OK, breathe. It’s Saturday. It’s your birthday! Ernest tried to tap into the divine relaxation vibes his wife was always urging him to find. Not that she had the road map to them herself. Not that you could just strike the stream of peace and love whenever you wanted to. It was more spontaneous and lucky than that. “When grace goes by the window,” she’d say, “you have to grab it fast.” Ernest had to admit the day was doing its part to yield the right circumstances. Far away in the summer afternoon sky, Mercury glowed like a hunk of pyrite. Families, teenagers, and working people sunbathed and picnicked on the plush lawn of Aurora Park, relaxed, open, deliriously dazed by the heat.
But there was a problem. Behind him at the picnic table, his wife and their two teenage children waited for their lunch on the verge of riotous impatience. And the grill master upon whom they depended was distracted, big-time.

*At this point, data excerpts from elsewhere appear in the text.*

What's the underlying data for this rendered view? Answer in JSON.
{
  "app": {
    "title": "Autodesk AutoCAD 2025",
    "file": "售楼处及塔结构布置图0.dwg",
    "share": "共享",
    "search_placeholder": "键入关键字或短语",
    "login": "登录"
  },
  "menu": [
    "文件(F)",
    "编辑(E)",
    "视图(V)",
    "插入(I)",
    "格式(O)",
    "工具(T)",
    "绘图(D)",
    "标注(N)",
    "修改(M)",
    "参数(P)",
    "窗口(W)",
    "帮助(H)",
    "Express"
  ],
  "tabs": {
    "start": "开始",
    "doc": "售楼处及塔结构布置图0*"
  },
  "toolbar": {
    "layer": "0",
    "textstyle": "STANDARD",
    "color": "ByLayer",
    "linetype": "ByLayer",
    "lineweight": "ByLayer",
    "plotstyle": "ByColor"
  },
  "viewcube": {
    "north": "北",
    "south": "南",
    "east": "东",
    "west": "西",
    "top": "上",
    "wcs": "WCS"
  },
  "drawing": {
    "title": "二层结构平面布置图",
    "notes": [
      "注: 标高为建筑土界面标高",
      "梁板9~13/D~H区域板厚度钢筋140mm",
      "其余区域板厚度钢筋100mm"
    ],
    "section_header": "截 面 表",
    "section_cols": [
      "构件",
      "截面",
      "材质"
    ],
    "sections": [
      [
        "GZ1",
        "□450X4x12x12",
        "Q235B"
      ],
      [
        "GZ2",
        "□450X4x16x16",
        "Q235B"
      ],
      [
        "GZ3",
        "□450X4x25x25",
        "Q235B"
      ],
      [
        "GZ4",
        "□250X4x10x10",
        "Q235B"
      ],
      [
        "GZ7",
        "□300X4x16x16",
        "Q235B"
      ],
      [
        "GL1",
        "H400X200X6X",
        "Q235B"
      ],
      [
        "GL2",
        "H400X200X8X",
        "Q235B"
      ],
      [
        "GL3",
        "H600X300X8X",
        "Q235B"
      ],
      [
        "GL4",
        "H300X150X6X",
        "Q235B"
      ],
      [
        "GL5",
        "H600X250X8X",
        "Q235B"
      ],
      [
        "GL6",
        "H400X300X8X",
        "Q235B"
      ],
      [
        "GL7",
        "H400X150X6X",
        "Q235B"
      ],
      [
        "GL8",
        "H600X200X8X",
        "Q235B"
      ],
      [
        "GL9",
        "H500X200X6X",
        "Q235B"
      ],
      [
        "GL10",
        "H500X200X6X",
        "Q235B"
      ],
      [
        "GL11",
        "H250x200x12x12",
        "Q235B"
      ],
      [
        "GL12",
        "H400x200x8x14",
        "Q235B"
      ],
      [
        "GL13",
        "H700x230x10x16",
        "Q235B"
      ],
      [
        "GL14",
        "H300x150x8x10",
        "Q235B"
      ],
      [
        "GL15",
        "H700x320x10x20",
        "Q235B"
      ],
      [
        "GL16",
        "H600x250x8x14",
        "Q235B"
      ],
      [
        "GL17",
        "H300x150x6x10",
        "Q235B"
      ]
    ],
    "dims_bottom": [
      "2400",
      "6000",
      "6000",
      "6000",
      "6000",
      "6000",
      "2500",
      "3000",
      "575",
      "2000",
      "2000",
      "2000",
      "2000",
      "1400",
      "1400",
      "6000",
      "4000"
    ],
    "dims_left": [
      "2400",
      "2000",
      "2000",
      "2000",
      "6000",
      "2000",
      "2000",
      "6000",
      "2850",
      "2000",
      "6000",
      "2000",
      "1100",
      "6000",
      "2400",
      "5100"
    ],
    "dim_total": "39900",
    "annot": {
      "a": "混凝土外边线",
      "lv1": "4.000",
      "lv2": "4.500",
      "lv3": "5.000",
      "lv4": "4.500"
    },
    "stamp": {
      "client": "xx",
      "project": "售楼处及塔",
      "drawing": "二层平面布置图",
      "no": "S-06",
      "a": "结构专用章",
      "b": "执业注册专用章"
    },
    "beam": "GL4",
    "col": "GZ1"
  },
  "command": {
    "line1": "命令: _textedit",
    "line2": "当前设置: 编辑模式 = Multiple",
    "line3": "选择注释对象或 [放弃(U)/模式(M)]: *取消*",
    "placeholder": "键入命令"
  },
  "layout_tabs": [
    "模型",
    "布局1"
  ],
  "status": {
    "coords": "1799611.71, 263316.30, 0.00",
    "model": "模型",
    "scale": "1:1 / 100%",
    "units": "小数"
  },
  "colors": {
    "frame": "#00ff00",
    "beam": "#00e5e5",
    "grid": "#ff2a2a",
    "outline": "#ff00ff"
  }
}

At a neighboring grill, another chef—a buff guy around his age—was sparing no fanciful gesture with his engorged bottle of lighter fluid, as if fire, the oldest thing ever, needed a haze of poly-whatever to nurture it into being. He doused his charcoal once, twice, three times, zigzagging at the end for a little extra flourish. Then he threw a match in and immediately flames leaped out of the stacked pyramid. His girlfriend or whoever—Ernest estimated she was a good fifteen years younger than him—clapped her hands together, which made a funny squashing noise because she was still holding her can of illicit beer.
“Ernest,” Cynthia said to her husband in a warning murmur. “Don’t.”
Ernest had a kind of environmental Tourette’s, where he was compelled to remark if something didn’t adhere to his principles. Cynthia and most people who knew him understood that he didn’t intend to offend anyone with his comments. He was just as likely to observe his own failings in the exact same tone of voice, beset with a grim acceptance of life’s inevitable compromises. For now, he pursed his lips in a grim line.
The fire at his own grill wasn’t going nearly as well. In fact, it wasn’t going at all. His son, Gabe, kept repeating, also in a low voice, “Just ask that guy for his lighter fluid, what’s the big deal?” but Ernest would never poison his charcoal (and their food) with additives. As a result, the light summer wind kept stalling his efforts at ignition. The twists of newspaper he set on fire blew out before the charcoals could catch, time after time after time.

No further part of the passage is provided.